Red Star are the champions of the 12-team Serbian Super League

Nor is the Red Star squad dependent, as you might expect, on Australian diaspora players. Of the 22-man squad they are taking to Millom, 19 are Serbian, one Australian and two American. The talent has been sourced from far and close: from neighbouring countries like Bosnia and Kosovo, even from the Red Star basketball team, with the club taking on a couple of dropouts who had become just a little beefy for the court. And in many ways, the story of Red Star is simply a parable for the story of rugby league as a whole: a sport that for all its charges of parochialism has always had a missionary zeal in its blood, has always looked beyond its own borders, has always sought to spread the gospel far and wide, and often to unlikely places.

It’s only four months ago, after all, that Toronto Wolfpack were just 80 minutes from being promoted to Super League, in only their second season of existence. And for now rugby league’s expansionist instincts seem to be trained most concertedly on that part of the world. The big nut, of course, is America, where various abortive attempts have been made over the years. It’s more than six decades since a wrestling promoter called Mike Dimitro assembled the first American rugby league team, none of whom had ever played the sport before, and took them on a tour of Australia: an episode recalled in impressive detail in Gavin Willacy’s book No Helmets Required.

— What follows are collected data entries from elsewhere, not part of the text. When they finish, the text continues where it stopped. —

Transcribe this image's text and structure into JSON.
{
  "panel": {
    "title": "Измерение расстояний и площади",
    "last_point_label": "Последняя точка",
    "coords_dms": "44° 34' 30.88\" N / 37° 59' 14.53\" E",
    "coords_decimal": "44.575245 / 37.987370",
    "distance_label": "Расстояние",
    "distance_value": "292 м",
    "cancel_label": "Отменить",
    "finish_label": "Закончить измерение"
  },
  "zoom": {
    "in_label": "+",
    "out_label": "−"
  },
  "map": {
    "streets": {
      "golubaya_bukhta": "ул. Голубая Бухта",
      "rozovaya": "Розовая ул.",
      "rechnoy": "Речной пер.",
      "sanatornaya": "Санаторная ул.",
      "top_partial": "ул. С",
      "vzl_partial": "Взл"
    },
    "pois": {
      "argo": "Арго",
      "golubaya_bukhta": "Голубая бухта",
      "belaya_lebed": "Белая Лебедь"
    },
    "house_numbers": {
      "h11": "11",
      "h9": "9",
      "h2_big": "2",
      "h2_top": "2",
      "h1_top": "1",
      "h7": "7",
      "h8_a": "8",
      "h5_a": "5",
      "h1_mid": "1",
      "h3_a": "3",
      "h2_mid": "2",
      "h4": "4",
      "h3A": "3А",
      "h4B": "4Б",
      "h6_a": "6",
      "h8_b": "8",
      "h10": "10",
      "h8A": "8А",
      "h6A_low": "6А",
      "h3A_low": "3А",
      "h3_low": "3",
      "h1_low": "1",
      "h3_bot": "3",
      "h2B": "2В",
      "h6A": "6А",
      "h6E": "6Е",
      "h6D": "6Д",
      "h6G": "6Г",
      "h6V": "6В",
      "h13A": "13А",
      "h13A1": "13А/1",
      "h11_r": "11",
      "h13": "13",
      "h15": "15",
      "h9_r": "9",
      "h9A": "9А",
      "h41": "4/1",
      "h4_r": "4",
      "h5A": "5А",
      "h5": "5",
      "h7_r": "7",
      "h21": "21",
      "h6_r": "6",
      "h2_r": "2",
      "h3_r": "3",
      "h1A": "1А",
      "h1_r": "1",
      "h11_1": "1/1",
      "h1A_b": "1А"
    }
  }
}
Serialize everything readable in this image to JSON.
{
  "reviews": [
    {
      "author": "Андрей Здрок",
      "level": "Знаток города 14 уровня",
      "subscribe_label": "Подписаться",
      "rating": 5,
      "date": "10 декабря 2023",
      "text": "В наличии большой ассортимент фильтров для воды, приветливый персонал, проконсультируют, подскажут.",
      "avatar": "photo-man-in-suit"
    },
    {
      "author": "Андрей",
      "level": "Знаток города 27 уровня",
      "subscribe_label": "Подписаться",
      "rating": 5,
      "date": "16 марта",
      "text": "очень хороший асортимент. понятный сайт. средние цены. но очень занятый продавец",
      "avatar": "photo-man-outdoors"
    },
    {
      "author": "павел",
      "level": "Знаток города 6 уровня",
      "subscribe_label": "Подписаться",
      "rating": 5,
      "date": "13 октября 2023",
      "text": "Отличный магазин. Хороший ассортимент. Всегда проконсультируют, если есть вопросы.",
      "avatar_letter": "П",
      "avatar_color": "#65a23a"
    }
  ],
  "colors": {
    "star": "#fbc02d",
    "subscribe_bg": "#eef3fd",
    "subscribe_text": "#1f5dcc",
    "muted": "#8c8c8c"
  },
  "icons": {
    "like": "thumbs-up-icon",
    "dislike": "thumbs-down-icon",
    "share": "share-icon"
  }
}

But despite the qualified success of England’s game against New Zealand in Denver last summer, which attracted a crowd of almost 20,000, the United States has proved largely resistant to league’s charms. Their hosting of the 2025 World Cup has been thrown into doubt over funding issues, and even with the most optimistic outlook it’s hard to see rugby league making much of an impact in a country already spoiled for choice when it comes for sports where large men run into each other.

The team have forged a unique spirit in Belgrade among the rugby league community

In Europe, meanwhile, the picture is rosier. French rugby league continues to make strides, with Catalans Dragons winning the Challenge Cup last summer and the rapidly-improving Toulouse at their heels. In May, Catalans will face Wigan in the first ever Super League game to be played at the Camp Nou in Barcelona. And inspired by the success of Catalans, league has begun to take a foothold in Spain, where the national side are in with a genuine chance of qualifying for the 2021 World Cup in this country.

That is the same year in which Red Star hope to make their entrance into the English rugby league pyramid, most probably in the third-tier League One, or whatever it’s called by the time the RFL have finished messing around with the structure. Albania, Greece and Turkey are all seeing the first green shoots of growth. The last World Cup illustrated the rise of more established nations like Fiji, Papua New Guinea and Lebanon. Not bad for a sport whose appeal, some will tell you, extends no further than the M62 corridor.

But then, new frontiers have always been part of rugby league’s essence. A sport founded on the spirit of rebellion has been forced to proselytise to survive: a cause propagated not by the hard power of empire or the soft power of economics or mass media, but through imagination and foresight and a little pioneering spirit. A Serbian rugby league team in the first round of the Challenge Cup? Well, whyever not? Back at Millom, meanwhile, they’re busy stocking the bar and clearing a space for the BBC production trucks: the latest milepost in a sport that, now as ever, can’t help but spread its wings.